One summer’s afternoon in 1054, after testy exchanges with the Patriarch of Constantinople, the Pope’s representative, Cardinal Humbert, entered the city’s main place of worship, Hagia Sophia, placed a document on the altar, and then left quickly. The document was a Bull of Excommunication, expelling the recipients from the church and thereby denying them a route to heaven. This dramatic gesture is widely taken to mark the beginning of the ‘Great Schism’, the moment when the previously ‘undivided’ Church was split and Eastern Orthodoxy and Roman Catholicism were born.
History, of course, is more complicated than this. At the end of the first millennium, the unity of the Church was already broken. Five hundred years earlier, complex disputes about the nature of Christ had led to a rupture between the Catholic/Orthodox and Eastern ‘Oriental’ Churches following the Council of Chalcedon in 451.
And even the moment seen as the start of the schism was infact just the latest step in what was a growing gap between east and west.
The Bull of Excommunication was the not so much the cause, but rather the symptom, of the difficulties which had been gradually unfolding over time.
Both the Western Catholic and Eastern Orthodox Churches organise their spiritual officers into three main categories: deacons at the bottom followed by priests and then bishops.
The biggest difference between the two churches is the status of the Roman Catholic Pope.
The Bishop of Rome was very early in Christian history given a position of honour based on the city’s significance and history. But while the Orthodox are happy to recognise the Pope, they reject his supremacy over the Church as a whole, and the suggestion that the Pope’s decisions on religious matters are ‘infallible’ and binding for all Christians.
During the second millennium, the Roman Catholic Church developed an intensely centralised concept of spiritual authority, but the Orthodox Church has always tolerated greater independence. It is made up of a number of effectively self-governing churches. The Patriarch of Constantinople for instance, has no direct jurisdiction over the other Patriarchs.
The Roman Catholic Church’s beliefs are neatly contained in a single-volume document known as the Catechism. The same is not true for the Eastern church.
Nevertheless, both adhere to decisions made by the first Seven Ecumenical Councils which united the leaders of the Church between 325 and 787 to agree key principals such as:
- The three forms of God – “The Father” in heaven, “The Son, Jesus Christ” who came to earth returned to heaven and “The Holy Spirit” which is God’s presence everywhere
- The ability of Jesus Christ to be divine and human at the same time
- The special status of Mary as the mother of God
- The use of icons in worship.
However, Roman Catholics and Orthodox disagree on the nature of the relationship of the Holy Spirit to the Father and the Son.
They also have different understandings of the meaning of Easter, the festival marking the death and reincarnation of Jesus Christ.
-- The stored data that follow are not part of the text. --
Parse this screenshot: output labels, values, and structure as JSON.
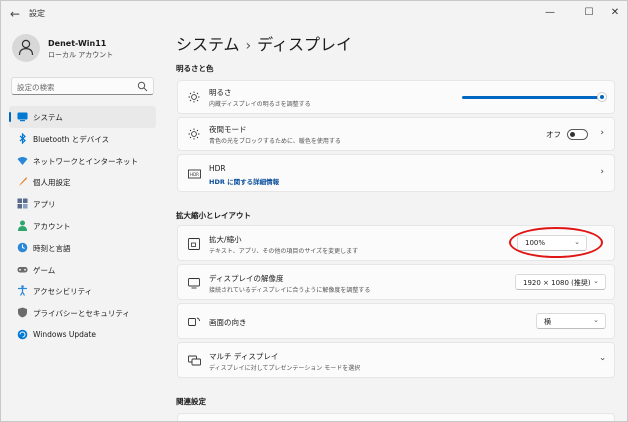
{
  "window": {
    "title": "設定",
    "minimize": "—",
    "maximize": "☐",
    "close": "✕"
  },
  "user": {
    "name": "Denet-Win11",
    "account_type": "ローカル アカウント"
  },
  "search": {
    "placeholder": "設定の検索"
  },
  "sidebar": {
    "items": [
      {
        "label": "システム",
        "icon": "monitor-icon",
        "color": "#0078d4"
      },
      {
        "label": "Bluetooth とデバイス",
        "icon": "bluetooth-icon",
        "color": "#0078d4"
      },
      {
        "label": "ネットワークとインターネット",
        "icon": "wifi-icon",
        "color": "#2b88d8"
      },
      {
        "label": "個人用設定",
        "icon": "brush-icon",
        "color": "#e3822d"
      },
      {
        "label": "アプリ",
        "icon": "apps-icon",
        "color": "#5a6b8c"
      },
      {
        "label": "アカウント",
        "icon": "person-icon",
        "color": "#2ea66b"
      },
      {
        "label": "時刻と言語",
        "icon": "globe-clock-icon",
        "color": "#2b88d8"
      },
      {
        "label": "ゲーム",
        "icon": "gamepad-icon",
        "color": "#6b6b6b"
      },
      {
        "label": "アクセシビリティ",
        "icon": "accessibility-icon",
        "color": "#2b88d8"
      },
      {
        "label": "プライバシーとセキュリティ",
        "icon": "shield-icon",
        "color": "#6b6b6b"
      },
      {
        "label": "Windows Update",
        "icon": "update-icon",
        "color": "#0078d4"
      }
    ],
    "active_index": 0
  },
  "breadcrumb": {
    "parent": "システム",
    "separator": "›",
    "current": "ディスプレイ"
  },
  "sections": {
    "brightness_color": "明るさと色",
    "scale_layout": "拡大縮小とレイアウト",
    "related": "関連設定"
  },
  "brightness": {
    "title": "明るさ",
    "description": "内蔵ディスプレイの明るさを調整する",
    "level_percent": 100
  },
  "night_light": {
    "title": "夜間モード",
    "description": "青色の光をブロックするために、暖色を使用する",
    "state_label": "オフ"
  },
  "hdr": {
    "title": "HDR",
    "link": "HDR に関する詳細情報"
  },
  "scale": {
    "title": "拡大/縮小",
    "description": "テキスト、アプリ、その他の項目のサイズを変更します",
    "value": "100%"
  },
  "resolution": {
    "title": "ディスプレイの解像度",
    "description": "接続されているディスプレイに合うように解像度を調整する",
    "value": "1920 × 1080 (推奨)"
  },
  "orientation": {
    "title": "画面の向き",
    "value": "横"
  },
  "multi_display": {
    "title": "マルチ ディスプレイ",
    "description": "ディスプレイに対してプレゼンテーション モードを選択"
  },
  "accent_color": "#0067c0",
  "annotation_color": "#e01515"
}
For Roman Catholics, Jesus saved man and allowed him to reach heaven by paying the price for sin through his death by crucifiction.
For the Orthodox, salvation is achieved by Christ’s triumph over death in the Resurrection. As a result, Greek art, unlike Western art doesn’t fixate on the figure of the bleeding, crucified Christ.
The richness of the spiritual practices of the Western and Eastern Churches nearly defy categorisation. Nevertheless, certain customary differences stand out.
While Roman Catholics tend to use statues to represent the saints, the Orthodox Church has a rich iconographic or pictorial tradition.
Roman Catholics tend to kneel in prayer while Orthodox worshippers usually stand.
In Roman Catholic Churches, unleavened bread (made without yeast) is used in church rituals, while leavened bread is employed by the Orthodox Church.
The latter permits married priests but western Catholic priests are required to remain single and abstain from sexual relations.
Until 1923, all eastern churches used the ‘Old’ Julian Calendar (introduced by Julius Caesar in 45 BC) which is at present runs 13 days behind the ‘New’ Roman Catholic calendar (introduced by Pope Gregory XIII in 1582). This meant that the West and East celebrated church feasts such as Christmas and Epiphany on different dates. Many Orthodox Churches have since adopted the new calendar, which means that the feasts now coincide except for Easter which they still calculate according to the old calendar. Accordingly, Orthodox and Roman Catholic Easters may be celebrated up to five weeks apart.
Spiritually and theologically, far more unites the Western and Eastern Churches than divides. Through the centuries, numerous attempts have been made to unite them and these efforts are likely to continue through the third millennium.